かくて如来は天魔の願いのとおり、その三月後に涅槃に入られる こととなりました。つまり、限りなき寿命をお捨てになられ、 神通力により三月の命とされたのです。そのとき、六種類の地震が起きました[a09]。 太陽も輝きを失い、風雨もいつもと違います。 天龍八部衆たちは皆恐怖し、仏のもと、その上空に詰めかけます。

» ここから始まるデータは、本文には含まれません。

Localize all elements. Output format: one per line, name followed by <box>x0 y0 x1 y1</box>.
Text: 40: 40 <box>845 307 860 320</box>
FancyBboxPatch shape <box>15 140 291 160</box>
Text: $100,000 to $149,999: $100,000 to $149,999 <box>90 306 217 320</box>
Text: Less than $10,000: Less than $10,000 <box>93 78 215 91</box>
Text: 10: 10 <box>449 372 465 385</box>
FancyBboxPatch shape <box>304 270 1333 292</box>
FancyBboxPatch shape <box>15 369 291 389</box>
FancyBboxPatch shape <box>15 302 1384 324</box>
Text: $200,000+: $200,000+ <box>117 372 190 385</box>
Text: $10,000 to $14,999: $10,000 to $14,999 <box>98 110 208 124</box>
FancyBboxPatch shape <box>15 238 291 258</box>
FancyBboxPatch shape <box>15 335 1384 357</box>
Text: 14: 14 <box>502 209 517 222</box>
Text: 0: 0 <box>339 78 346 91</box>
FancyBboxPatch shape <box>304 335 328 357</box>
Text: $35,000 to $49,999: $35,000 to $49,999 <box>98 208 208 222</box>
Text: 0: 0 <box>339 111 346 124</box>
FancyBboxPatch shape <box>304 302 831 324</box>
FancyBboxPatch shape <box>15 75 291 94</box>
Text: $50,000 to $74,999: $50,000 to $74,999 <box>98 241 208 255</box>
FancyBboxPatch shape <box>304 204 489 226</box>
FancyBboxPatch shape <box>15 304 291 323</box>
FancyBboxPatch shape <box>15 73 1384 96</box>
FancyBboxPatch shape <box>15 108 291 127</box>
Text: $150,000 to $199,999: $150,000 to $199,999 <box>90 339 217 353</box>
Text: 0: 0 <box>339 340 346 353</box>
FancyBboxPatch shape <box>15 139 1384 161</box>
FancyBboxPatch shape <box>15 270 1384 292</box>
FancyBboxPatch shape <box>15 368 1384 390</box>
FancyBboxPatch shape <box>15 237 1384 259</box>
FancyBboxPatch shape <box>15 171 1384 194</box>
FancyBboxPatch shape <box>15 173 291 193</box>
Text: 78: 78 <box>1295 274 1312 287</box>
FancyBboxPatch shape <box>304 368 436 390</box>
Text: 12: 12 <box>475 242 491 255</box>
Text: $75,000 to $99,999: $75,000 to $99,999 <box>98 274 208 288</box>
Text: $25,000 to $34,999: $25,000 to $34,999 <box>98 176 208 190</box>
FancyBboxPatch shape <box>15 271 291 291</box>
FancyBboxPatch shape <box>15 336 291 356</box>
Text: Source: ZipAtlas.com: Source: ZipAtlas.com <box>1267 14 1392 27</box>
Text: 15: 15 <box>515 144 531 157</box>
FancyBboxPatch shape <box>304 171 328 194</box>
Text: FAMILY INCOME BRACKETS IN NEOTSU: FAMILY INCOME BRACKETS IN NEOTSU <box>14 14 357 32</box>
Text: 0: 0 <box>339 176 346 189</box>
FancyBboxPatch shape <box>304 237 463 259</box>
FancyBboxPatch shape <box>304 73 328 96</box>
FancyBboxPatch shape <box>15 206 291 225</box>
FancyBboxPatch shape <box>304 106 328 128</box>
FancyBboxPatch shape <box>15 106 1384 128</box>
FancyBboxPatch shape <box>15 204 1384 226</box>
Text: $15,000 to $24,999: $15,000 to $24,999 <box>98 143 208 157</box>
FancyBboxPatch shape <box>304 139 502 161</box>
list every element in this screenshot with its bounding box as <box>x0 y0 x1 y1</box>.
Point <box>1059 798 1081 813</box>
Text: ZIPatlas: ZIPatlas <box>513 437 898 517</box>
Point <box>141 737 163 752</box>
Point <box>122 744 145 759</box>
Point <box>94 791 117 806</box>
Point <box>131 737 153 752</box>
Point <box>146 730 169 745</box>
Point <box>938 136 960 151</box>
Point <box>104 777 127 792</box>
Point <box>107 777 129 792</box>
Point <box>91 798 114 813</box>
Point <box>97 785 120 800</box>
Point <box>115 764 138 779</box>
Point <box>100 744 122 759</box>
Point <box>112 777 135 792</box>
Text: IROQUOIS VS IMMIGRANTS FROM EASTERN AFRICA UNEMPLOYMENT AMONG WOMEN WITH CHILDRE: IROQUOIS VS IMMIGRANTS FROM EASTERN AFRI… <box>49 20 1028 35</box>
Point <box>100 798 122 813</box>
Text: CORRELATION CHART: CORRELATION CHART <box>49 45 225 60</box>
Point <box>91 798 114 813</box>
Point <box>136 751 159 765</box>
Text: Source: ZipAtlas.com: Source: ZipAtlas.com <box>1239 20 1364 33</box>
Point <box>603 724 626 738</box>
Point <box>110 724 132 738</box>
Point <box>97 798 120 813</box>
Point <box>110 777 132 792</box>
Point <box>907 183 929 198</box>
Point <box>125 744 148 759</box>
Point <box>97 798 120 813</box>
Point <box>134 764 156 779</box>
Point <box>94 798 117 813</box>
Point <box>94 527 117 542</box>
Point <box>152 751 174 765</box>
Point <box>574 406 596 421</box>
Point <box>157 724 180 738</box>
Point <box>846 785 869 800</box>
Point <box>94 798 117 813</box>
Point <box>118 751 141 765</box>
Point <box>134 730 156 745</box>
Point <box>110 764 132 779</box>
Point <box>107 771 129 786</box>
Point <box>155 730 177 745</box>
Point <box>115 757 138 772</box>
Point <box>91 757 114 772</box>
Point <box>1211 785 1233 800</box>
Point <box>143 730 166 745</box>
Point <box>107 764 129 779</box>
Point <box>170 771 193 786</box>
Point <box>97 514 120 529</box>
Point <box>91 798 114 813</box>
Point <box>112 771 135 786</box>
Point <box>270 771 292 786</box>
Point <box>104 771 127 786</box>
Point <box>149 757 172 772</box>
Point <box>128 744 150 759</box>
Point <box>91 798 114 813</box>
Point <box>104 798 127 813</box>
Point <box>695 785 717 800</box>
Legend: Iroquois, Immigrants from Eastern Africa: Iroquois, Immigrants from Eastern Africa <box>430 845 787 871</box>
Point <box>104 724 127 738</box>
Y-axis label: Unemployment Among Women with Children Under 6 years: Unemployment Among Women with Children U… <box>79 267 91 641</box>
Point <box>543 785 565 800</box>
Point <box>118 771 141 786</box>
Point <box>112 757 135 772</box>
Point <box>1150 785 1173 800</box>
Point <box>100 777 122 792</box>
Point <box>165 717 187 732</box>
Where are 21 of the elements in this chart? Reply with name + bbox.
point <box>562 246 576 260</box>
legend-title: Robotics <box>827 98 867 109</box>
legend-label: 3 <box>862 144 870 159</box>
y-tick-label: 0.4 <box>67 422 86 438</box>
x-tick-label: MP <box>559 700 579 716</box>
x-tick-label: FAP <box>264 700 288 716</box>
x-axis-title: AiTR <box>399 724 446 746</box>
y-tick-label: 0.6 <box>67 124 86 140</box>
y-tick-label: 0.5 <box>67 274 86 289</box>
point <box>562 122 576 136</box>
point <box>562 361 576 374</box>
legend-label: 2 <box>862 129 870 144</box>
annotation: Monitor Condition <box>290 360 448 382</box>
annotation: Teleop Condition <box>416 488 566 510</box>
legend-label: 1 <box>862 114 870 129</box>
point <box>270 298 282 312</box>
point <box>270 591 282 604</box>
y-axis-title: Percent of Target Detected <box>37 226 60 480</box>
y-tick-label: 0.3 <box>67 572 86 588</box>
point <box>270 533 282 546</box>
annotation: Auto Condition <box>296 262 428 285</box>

 そのとき。尊者阿難はこの様子に気づき、驚いて身の毛がよだちました。 仏のもとに駆けつけ、仏に申し上げます。「いったい何が起こったのでしょうか」と。 仏は阿難にお告げです。「悪魔波旬がここに来て、私に涅槃して欲しいと 言ってきたのだ。私はそれを聞き届け、寿命を捨てた[a13]。 神通力にて三月の命とした」と。阿難は申します。「世尊はいつも仰せでした。 四神足を身につけた者の寿命は一劫となり、その劫が終わるまでこの世にいることができる、 そのあたりのことは意のままである、と。どうして如来は寿命を縮められたのですか」と。

 如来は阿難にお答えです[a17]。 「さっき私はおまえに同じことを言ったぞ。しかし悪魔がその言葉をかき消したため、 おまえは気づかなかったのだ。すでに話はついた。寿命はなくなる。 阿難。覚えておくがよい。一切諸行法はすべて かように常ならぬことを」と。 阿難は仏のこの言葉を耳にして、迷悶懊惱して自制できなくなります。 悲號啼泣して深く後悔し自責するのでした[a21]。

 世尊は阿難とともに諸国の村落をを遊行され、教えを説き広げられ、 数えきれないほどの人たちを教化されました。 やがて鳩尸那竭國の力士族たちの地に到着されました。 熈*連河のすぐ近くの、娑羅雙樹の間で、阿難に仰せです。 「寝床の用意をたのむ。頭は北にする。身体がものすごく痛む。 この中夜に、涅槃することとなろう」と。 阿難は指示どおりに寝床の準備をしました。 仏は、右の脇腹を地面につけて横になられました[a27]。 仏が臥せられるのを目にした阿難は 仏の背後に隠れ、 悲しみを自制できずに涙を流し、悩み苦しみます。 世尊は比丘たちに、阿難がどこにいるのかと尋ねられます。 比丘たちは答えます。「仏のすぐ背後で、泣き苦しんでいます」と[1011b01]。

 如来は、大慈悲により梵音にて阿難に仰せです。 「もう嬰児のように泣くのは止めよ。何故ならば。生死は すべての者の定めだから。 ひたすら諸法の思惟に専念するのだ。 汝は、ずっと昔から私に付き添っていたが、身口意の行いのすべてが善良であり、 ほんの少しの過失さえも見ることがなかった。今からは ひたすら解脱を求めて励めよ。 悲しみを我慢し捨て去り、辛い悩みを無くすのだ」と[b06]。